Berdasarkan Undang-Undang No. 17 Tahun 2019 tentang Sumber Daya Air sebagaimana telah diubah dengan Undang-Undang No. 6 Tahun 2023 jelas menyatakan bahwa siapa pun yang karena kelalaiannya merusak ekosistem sungai, mencemari air, atau menyebabkan daya rusak air seperti banjir dan pencemaran, dapat dikenakan hukuman pidana penjara hingga 18 bulan dan denda hingga Rp3 miliar.
Kami menegaskan: masyarakat adat Maba Sangaji bukan penjahat. Mereka adalah garda depan pejuang lingkungan, yang selama ini menjaga hutan, air, dan tanah dari kehancuran.

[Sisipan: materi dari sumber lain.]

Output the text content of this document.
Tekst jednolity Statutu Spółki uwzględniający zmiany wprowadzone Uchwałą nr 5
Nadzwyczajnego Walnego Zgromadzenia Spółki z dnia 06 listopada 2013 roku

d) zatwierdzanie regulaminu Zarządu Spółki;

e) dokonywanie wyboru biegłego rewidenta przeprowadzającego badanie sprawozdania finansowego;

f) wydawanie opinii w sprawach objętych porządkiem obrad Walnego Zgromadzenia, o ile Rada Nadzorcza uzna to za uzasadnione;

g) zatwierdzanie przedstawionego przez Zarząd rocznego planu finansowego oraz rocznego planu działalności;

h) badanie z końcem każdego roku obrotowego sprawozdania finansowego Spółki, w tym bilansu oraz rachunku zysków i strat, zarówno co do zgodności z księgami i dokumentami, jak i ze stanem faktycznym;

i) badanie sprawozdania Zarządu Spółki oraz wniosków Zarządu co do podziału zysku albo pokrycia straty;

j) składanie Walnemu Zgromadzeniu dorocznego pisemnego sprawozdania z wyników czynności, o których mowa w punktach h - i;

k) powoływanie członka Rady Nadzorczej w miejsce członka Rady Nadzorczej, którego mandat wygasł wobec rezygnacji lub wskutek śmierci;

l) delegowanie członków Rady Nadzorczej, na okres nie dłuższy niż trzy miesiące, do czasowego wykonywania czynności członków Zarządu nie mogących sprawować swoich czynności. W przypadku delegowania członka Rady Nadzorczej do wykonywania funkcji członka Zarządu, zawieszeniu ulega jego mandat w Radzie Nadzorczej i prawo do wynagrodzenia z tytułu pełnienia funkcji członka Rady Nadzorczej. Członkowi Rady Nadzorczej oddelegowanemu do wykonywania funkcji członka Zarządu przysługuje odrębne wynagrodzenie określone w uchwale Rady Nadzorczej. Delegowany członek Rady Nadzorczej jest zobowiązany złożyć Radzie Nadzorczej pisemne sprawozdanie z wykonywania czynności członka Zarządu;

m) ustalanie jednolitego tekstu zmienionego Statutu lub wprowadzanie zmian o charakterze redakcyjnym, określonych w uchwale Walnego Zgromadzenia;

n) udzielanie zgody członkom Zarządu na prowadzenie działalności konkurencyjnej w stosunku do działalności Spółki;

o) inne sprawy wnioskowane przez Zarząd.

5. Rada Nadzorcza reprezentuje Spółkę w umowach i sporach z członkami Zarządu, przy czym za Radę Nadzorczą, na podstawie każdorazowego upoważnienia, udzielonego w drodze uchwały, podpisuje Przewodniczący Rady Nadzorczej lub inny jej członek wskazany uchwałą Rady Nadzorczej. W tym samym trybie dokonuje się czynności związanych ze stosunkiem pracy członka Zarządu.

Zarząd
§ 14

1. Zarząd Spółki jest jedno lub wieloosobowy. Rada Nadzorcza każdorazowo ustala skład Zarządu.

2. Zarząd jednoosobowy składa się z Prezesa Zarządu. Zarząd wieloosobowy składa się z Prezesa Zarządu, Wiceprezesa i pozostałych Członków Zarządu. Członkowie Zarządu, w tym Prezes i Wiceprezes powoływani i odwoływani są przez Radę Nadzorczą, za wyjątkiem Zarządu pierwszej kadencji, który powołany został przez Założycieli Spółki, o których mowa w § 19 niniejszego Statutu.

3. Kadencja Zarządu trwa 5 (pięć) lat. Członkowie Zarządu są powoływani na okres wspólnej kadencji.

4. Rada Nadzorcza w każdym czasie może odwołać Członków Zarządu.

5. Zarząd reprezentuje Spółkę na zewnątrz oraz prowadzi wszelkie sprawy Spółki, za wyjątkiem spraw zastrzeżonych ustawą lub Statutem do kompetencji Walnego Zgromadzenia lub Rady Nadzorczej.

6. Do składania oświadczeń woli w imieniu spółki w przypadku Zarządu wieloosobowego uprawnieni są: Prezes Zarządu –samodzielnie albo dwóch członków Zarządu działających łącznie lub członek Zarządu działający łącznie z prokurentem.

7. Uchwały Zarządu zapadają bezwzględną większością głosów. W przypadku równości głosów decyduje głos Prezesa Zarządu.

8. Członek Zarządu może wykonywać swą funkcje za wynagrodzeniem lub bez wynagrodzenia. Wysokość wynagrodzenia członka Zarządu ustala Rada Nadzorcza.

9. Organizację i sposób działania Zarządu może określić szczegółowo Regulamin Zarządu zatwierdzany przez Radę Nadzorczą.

Apa yang mereka lakukan bukan tindakan kriminal, tapi bentuk keberanian dan cinta terhadap tanah airnya.
Penangkapan ini mencerminkan wajah kelam dari model pembangunan yang menempatkan investasi dan kepentingan modal di atas hak-hak rakyat dan kelestarian lingkungan. Ini adalah cermin dari rezim ekstraktif yang lebih memilih eksploitasi ketimbang perlindungan. Ini bukan hanya soal tambang di Halmahera Timur. Ini adalah soal bagaimana negara memperlakukan rakyatnya sendiri, terutama mereka yang berdiri membela ruang hidup dan kehidupannya.
Sehingga, dengan perlakuan busuk negara dan culasnya perusahaan, kami Solidaritas Lawan Kriminalisasi (SOLASI) menuntut:
Sehingga, dengan perlakuan busuk negara dan culasnya perusahaan, kami Solidaritas Lawan Kriminalisasi (SOLASI) menuntut:
1. Bebaskan 11 masyarakat adat Maba Sangaji, Halmahera Timur.
2. Cabut IUP PT Position.
3. Hentikan Pertambangan Nikel Di Maluku Utara.
4. Hentikan kriminalisasi terhadap masyarakat adat.